In certain situations views can provide many advantages over tables. Views can represent a subset of the data contained in a table. Views can limit the degree of exposure of the underlying tables to the outer world. A given user may have permission to query the view, while denied access to the rest of the database table. But since we have to run a query to get the view, querying from a view is slower and that is a price we pay. But even with that disadvantage on speed in some cases it is a good idea to use views.

When should we use Views?

Here are a few common use cases

Manage permissions – Hide some of the columns or rows from a table. Views can be very helpful if you want a college grades app to only read data about your class students (“where subject=’AB001’) and only expose columns that do not include identifiable information (select grades and not student_id , first_name,last_name etc.)

Simplify complex queries. If you need to join several tables and deploy some business logic in a query, and then reuse these joins and business logic across multiple queries, a view can be helpful as it allows you to write the logic once and use repeatedly. As an example join your sales, profit, products, stores and staff tables to flatten your structure in a view and read from this view.

Mask connections to remote databases. In some environments we need to read from remote databases like Oracle database links or Microsoft SQL linked servers.
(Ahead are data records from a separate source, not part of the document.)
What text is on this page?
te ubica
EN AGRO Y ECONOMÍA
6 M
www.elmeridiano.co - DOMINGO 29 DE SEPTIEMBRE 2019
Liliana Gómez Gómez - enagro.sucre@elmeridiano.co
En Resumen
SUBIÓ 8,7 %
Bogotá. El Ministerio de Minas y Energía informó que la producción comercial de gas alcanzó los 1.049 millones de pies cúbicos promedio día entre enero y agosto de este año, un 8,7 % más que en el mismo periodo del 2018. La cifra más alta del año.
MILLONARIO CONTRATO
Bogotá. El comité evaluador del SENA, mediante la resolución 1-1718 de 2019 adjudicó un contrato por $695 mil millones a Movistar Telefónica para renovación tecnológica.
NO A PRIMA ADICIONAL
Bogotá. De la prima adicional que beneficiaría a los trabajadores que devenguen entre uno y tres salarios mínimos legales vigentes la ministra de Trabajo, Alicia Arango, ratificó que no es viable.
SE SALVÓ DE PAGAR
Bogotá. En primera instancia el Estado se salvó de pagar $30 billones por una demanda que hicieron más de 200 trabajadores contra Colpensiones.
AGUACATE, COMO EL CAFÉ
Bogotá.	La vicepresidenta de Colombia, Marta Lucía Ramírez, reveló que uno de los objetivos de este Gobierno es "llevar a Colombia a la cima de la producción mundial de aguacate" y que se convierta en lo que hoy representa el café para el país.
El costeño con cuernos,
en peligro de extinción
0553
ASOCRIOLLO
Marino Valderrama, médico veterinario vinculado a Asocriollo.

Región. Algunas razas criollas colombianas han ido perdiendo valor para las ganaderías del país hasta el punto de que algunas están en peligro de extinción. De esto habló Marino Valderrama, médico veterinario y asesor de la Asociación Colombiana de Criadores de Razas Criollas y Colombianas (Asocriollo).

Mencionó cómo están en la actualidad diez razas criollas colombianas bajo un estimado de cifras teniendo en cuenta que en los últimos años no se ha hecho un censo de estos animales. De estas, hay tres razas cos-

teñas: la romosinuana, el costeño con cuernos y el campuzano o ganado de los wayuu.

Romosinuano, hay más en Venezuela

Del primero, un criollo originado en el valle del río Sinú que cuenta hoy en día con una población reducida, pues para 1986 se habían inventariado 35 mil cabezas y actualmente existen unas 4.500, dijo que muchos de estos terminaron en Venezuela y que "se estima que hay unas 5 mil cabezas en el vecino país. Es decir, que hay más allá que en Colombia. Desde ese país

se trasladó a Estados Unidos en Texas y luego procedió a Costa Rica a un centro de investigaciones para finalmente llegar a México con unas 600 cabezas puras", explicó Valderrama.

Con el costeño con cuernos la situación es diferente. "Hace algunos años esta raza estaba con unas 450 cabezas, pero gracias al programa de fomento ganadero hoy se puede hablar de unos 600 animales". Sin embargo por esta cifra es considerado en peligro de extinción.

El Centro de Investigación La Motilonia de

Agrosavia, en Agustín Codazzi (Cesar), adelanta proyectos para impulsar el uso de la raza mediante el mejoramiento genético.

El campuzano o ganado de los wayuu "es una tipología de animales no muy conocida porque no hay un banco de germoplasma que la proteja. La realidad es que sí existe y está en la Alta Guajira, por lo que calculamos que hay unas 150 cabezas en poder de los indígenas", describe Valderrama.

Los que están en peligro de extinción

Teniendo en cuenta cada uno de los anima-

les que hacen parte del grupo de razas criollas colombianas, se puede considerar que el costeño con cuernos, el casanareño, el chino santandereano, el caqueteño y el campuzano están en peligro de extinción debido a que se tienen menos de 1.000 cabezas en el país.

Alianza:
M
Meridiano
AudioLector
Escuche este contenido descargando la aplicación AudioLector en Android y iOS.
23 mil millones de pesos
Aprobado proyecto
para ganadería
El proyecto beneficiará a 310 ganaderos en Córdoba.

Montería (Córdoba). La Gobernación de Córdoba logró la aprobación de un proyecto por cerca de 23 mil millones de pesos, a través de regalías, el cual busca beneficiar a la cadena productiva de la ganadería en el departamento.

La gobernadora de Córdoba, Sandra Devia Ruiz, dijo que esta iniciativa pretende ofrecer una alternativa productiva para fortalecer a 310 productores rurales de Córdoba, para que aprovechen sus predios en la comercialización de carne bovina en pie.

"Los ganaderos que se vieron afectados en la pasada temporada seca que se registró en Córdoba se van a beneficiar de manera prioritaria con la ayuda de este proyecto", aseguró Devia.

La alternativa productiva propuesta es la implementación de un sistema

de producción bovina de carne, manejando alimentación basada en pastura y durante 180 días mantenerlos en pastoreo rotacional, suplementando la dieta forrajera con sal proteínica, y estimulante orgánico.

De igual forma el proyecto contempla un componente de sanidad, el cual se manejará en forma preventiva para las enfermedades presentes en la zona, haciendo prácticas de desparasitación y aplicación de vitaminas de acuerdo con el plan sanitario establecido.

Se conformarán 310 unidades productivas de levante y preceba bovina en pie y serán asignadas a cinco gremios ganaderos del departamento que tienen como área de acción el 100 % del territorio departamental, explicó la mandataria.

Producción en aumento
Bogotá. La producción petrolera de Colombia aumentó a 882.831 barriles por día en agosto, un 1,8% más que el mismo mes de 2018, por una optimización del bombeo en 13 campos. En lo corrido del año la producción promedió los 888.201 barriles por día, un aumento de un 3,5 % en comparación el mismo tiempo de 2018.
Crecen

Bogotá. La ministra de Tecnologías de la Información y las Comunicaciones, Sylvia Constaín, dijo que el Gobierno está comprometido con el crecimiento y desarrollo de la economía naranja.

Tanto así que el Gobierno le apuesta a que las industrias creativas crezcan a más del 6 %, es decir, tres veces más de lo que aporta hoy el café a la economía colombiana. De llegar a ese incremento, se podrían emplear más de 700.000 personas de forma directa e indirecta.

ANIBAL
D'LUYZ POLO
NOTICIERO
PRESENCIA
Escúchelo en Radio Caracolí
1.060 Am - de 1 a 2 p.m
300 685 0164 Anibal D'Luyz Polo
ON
A view can mask this from users/developers who won’t even know they are reading from a remote source.

Customize or beautify table and column names. Some systems have table and columns names that are hard to remember and use. You may want to create views that read the same data but rename column into nicer, readable names.

Union / Union all between different tables with a similar structure. This is a specific case of simplifying complex queries – if you are reading from multiple tables with the same structure, union and union all can help simplify your query and allow you to read from one view instead of several tables.


In summary, when we need to limit the exposure of data or customize data for different users where speed is not the top priority database views are generally used.